Using this data analysis, the hotel has launched a marketing campaign that has generated a 35% higher rate of customer conversion than a similar campaign last summer, according to the Wall Street Journal.
While previous campaigns might have had an average of seven to 15 customized marketing messages, the new campaign has had more than 1,550.
Additional data analysis success stories highlighted by the WSJ include:
- Caesars Entertainment has saved $4.5 million in the cost of employees visiting emergency rooms when less expensive urgent care facilities are also available options. This information comes from human resources data analysis.
- UPS has reduced fuel consumption in 2011 by 8.4 million gallons and cut 85 million miles off its routes in 2011 by combining GPS information and data from fuel-efficiency sensors that are installed on more than 46,000 vehicles.
- Ford Motor Co. has used data analysis to gain product development insight from more than 10,000 comments on websites and forums to decide to add its “three blink” turn indicator in the US on its new Ford Fiesta cars in 2010. “The use of text-mining algorithms was critical in this endeavor and helped secure a complete picture that would not have been available using traditional market research,” says Michael Cavaretta, Ford’s technical leader for predictive analytics and data mining.
But while business intelligence and analytics continue to be top priorities for CIOs hoping to gain the types of actionable insight and economic returns that companies like Caesars and Ford have garnered, many struggle with end-user adoption.
Recent research from Gartner Inc. finds that only about 30% of potential users in an organization adopt CIO-sponsored analytics tools.
However, this trend does appear to be changing as organizations maneuver to make analytics more invisible to worker processes, the research notes.

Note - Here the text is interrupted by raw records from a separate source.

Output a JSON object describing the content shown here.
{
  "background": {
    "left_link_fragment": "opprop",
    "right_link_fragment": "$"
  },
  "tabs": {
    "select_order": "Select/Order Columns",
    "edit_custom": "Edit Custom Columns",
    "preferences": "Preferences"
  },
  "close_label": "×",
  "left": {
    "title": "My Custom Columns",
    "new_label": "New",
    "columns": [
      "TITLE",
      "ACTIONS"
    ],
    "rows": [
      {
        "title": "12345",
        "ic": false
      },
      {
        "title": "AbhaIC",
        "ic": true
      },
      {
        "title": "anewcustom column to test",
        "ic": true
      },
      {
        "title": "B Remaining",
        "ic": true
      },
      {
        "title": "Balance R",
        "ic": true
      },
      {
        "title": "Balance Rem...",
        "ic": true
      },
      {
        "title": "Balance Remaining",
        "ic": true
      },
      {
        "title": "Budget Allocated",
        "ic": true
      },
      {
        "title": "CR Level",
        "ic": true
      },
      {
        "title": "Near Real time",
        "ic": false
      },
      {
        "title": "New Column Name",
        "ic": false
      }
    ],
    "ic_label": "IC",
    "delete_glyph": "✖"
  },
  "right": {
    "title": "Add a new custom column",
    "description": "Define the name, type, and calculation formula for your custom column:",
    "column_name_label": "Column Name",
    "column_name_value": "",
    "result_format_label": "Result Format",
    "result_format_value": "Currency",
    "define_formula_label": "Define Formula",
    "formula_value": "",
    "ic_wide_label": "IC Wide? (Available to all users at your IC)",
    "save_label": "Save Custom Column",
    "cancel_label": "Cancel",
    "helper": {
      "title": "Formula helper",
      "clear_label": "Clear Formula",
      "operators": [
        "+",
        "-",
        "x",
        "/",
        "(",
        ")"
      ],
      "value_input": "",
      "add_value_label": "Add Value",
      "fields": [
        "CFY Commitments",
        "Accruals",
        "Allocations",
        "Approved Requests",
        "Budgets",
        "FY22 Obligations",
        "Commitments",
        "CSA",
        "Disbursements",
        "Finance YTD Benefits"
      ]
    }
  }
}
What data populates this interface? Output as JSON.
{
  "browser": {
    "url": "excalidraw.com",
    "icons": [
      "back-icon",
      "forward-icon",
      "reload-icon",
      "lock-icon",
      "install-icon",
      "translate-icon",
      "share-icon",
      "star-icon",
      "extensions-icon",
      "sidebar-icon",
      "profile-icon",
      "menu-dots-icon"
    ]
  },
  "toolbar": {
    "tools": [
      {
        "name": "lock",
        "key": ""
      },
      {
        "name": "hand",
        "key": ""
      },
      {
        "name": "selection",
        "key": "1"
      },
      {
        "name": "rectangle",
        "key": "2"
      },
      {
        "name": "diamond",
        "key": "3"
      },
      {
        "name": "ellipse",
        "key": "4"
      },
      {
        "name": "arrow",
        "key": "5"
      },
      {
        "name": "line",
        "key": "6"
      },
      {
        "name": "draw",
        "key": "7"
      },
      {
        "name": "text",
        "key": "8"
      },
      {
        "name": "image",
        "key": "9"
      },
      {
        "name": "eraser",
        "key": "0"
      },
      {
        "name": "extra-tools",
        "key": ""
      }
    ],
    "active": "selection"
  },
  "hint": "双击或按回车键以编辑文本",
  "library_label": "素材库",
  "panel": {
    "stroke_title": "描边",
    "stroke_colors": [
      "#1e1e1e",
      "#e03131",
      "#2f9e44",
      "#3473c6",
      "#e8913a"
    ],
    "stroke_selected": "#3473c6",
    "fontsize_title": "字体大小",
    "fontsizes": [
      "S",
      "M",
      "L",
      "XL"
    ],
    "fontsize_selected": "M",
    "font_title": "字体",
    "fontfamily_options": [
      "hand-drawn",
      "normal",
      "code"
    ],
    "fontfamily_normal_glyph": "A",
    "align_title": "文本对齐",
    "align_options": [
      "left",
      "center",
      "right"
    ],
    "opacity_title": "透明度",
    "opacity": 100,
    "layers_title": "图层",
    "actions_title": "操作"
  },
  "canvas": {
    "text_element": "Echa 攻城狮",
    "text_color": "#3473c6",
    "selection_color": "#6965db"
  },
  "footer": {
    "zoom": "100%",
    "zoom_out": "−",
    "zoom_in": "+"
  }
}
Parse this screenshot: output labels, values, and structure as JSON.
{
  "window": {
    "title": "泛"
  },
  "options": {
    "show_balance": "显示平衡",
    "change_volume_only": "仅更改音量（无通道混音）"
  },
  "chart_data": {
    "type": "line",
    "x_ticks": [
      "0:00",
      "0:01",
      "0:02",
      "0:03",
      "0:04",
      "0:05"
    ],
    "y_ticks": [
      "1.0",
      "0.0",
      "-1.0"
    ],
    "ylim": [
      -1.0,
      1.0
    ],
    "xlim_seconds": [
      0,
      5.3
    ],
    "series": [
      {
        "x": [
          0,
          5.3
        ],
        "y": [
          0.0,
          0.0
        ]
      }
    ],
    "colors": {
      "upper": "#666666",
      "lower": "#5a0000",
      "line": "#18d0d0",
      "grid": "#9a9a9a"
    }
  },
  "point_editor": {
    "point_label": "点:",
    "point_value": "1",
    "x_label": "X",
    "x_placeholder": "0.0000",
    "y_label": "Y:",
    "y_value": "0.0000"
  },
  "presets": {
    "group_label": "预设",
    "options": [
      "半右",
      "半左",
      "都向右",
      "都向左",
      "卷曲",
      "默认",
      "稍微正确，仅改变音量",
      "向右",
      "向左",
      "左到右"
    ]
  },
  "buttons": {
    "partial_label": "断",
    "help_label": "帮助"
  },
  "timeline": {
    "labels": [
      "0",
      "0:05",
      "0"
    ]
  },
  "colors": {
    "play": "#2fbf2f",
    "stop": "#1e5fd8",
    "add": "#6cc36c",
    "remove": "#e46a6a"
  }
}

“A large enterprise makes millions of decisions every day,” says Rita Sallam, research vice president analyst at Gartner. “The challenge is that companies have far more data than people have time, and the amount of data that is generated every minute keeps increasing. In the face of accelerating business processes and a myriad of distractions, real-time operational intelligence systems are moving from ‘nice to have’ to ‘must have for survival.’ The more pervasively analytics can be deployed to business users, customers and consumers, the greater the impact will be in real time on business activities, competitiveness, innovation and productivity.”
Gartner recommends three steps companies can take to best leverage analytics:
1. Analytics must be more invisible and transparent to users. Companies should consider easy natural language interfaces for exploring data through embedded analytics, the firm advises.
“Moving toward something that looks simple and invisible from the user’s perspective will require a great deal of computing power, extended capabilities and skills, and potential complexity in information management systems,” the report notes. “Business intelligence and analytics professionals should begin by identifying targeted data exploration and high-value decision-making opportunities where making analytics invisible, transparent, context-aware and accessible in real time to specific constituencies can add demonstrable value.”
2. Organizations should offload as much work as possible from people. Event capture, filtering, mathematical and pattern detection should be offloaded to real-time operational intelligence software to provide better insight to users.
3. Companies should adopt prescriptive analytics to make better decisions and reduce costs. Companies should invest in software to help bolster decision making that can make recommendations to a human decision maker.
“Solutions architects should work with business analysts, subject matter experts and business managers to develop an understanding of the kinds of business decisions that will be made and let computers make decisions that are structured and repeatable to conserve people’s time and attention for the thinking and actions that computers cannot do,” the report advises.